Nat Craddock

No. 32
- Position: Fullback

Personal information
- Born: December 13, 1940 (age 85) Des Moines, Iowa, U.S.
- Listed height: 6 ft 1 in (1.85 m)
- Listed weight: 220 lb (100 kg)

Career information
- College: Parsons
- AFL draft: 1963: 22nd round, 174th overall pick

Career history
- Baltimore Colts (1963); Montreal Alouettes (1964–1965);

Awards and highlights
- Second-team Little All-American (1962);

Career NFL statistics
- Rushing yards: 1
- Stats at Pro Football Reference

= Nat Craddock =

American gridiron football player (born 1940)

Nathaniel "Crash" Craddock (born December 3, 1940) is an American former professional football player who was a fullback in the National Football League (NFL) and Canadian Football League (CFL). He played college football for the Parsons Wildcats before playing in the NFL for the Baltimore Colts during the 1963 season and in the CFL during the 1964 and 1965 seasons.

==Early life==
A native of Des Moines, Iowa, he played college football at Parsons College in Fairfield, Iowa, from 1959 to 1962.

==Professional football==
He played professional football for the Baltimore Colts during the 1963 season, appearing in three NFL games.

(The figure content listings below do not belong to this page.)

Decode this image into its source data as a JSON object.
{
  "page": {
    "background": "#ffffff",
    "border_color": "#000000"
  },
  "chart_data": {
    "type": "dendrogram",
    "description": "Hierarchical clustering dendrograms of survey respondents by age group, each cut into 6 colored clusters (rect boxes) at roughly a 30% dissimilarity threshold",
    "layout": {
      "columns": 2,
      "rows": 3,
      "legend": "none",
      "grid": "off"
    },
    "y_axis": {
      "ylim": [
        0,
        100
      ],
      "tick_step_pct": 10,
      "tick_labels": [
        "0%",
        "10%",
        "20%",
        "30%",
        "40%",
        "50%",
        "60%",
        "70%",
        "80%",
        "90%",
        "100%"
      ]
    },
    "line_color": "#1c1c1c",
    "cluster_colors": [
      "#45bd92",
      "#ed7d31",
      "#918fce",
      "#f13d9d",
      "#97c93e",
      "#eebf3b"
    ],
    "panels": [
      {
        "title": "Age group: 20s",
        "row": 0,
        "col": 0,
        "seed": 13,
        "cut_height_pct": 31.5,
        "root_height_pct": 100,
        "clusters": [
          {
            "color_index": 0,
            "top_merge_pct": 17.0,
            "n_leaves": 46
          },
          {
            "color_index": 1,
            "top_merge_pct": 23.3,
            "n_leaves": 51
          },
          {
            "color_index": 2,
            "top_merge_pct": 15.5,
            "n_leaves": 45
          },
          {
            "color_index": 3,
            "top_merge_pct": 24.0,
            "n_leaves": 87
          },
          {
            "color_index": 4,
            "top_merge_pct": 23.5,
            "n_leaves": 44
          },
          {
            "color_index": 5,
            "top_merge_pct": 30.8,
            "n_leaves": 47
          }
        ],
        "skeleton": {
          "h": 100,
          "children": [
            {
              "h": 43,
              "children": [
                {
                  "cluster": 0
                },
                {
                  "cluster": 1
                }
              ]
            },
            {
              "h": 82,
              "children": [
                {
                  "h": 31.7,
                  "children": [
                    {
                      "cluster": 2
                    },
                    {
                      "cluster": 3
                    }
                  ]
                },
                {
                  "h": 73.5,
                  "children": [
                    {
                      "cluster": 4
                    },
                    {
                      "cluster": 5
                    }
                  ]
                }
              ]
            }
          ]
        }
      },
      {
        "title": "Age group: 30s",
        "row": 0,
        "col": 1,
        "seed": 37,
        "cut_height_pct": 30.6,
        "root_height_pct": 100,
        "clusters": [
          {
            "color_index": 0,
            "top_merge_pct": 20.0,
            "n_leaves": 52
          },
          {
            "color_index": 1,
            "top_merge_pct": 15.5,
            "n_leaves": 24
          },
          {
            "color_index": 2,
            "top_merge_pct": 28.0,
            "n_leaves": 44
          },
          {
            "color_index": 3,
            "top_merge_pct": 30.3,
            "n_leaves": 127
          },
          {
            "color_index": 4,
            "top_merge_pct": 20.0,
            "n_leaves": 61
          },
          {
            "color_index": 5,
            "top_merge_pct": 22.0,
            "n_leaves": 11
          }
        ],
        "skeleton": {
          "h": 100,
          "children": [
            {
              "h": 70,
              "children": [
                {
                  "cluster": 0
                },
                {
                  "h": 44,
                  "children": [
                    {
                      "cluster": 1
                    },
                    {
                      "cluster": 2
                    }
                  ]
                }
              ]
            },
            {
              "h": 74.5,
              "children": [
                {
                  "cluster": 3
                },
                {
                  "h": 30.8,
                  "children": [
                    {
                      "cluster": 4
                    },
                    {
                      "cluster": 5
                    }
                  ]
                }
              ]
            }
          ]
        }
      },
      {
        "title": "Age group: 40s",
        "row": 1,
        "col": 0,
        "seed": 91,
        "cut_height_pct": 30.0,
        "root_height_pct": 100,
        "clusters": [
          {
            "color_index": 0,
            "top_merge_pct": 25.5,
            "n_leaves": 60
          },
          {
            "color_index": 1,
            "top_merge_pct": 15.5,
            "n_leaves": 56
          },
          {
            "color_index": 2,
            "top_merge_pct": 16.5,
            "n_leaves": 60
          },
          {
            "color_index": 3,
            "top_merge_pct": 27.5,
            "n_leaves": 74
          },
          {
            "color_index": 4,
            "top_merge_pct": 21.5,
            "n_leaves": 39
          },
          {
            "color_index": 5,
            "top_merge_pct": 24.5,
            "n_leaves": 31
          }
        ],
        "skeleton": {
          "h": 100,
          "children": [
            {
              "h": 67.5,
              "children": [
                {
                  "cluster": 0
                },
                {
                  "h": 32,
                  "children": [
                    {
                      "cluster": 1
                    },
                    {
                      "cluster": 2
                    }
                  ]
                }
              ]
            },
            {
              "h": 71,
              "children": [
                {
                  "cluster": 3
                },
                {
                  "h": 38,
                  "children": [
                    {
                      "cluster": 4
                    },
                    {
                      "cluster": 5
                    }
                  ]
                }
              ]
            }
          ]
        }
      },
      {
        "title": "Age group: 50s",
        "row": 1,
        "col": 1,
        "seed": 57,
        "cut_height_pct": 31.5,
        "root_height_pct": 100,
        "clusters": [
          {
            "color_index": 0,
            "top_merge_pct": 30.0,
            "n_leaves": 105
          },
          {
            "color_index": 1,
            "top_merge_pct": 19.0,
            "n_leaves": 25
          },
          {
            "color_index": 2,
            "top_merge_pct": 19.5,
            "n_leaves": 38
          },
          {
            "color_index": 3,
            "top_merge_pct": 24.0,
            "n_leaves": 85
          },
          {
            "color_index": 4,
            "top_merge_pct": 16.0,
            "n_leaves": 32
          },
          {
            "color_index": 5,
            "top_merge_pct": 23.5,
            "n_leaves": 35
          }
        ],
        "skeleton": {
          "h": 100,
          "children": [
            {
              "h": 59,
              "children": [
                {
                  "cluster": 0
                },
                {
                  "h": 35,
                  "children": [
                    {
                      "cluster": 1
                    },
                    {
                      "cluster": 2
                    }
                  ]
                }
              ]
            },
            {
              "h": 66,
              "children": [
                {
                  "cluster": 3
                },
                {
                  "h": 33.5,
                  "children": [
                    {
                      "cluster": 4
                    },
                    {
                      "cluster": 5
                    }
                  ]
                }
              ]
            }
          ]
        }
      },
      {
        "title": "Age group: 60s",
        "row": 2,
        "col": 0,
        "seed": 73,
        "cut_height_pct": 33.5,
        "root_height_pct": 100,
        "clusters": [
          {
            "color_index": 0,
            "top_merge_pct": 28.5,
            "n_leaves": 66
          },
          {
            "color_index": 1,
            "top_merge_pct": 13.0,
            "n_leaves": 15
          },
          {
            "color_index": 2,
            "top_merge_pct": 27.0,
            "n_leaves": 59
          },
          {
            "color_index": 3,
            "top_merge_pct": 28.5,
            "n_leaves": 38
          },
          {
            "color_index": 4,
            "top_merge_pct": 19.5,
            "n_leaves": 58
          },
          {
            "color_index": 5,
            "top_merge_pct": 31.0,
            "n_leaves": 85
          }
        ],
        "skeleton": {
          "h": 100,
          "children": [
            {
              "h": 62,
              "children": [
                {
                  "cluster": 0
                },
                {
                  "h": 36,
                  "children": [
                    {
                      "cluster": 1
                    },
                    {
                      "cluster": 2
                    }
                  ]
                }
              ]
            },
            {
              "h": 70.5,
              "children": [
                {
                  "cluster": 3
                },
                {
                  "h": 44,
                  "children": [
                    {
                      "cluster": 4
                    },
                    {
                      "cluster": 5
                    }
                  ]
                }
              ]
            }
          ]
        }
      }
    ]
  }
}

He also played in the Canadian Football League (CFL) for the Montreal Alouettes during the 1964 and 1965 seasons. He appeared in nine CFL games.

==Later life==
After retiring from football, Craddock worked as a strength and conditioning coach at a Des Moines high school and as the intramural program coordinator at Kirkwood Community College. In 1984, he opened a Nautilus fitness center in Cedar Rapids, Iowa.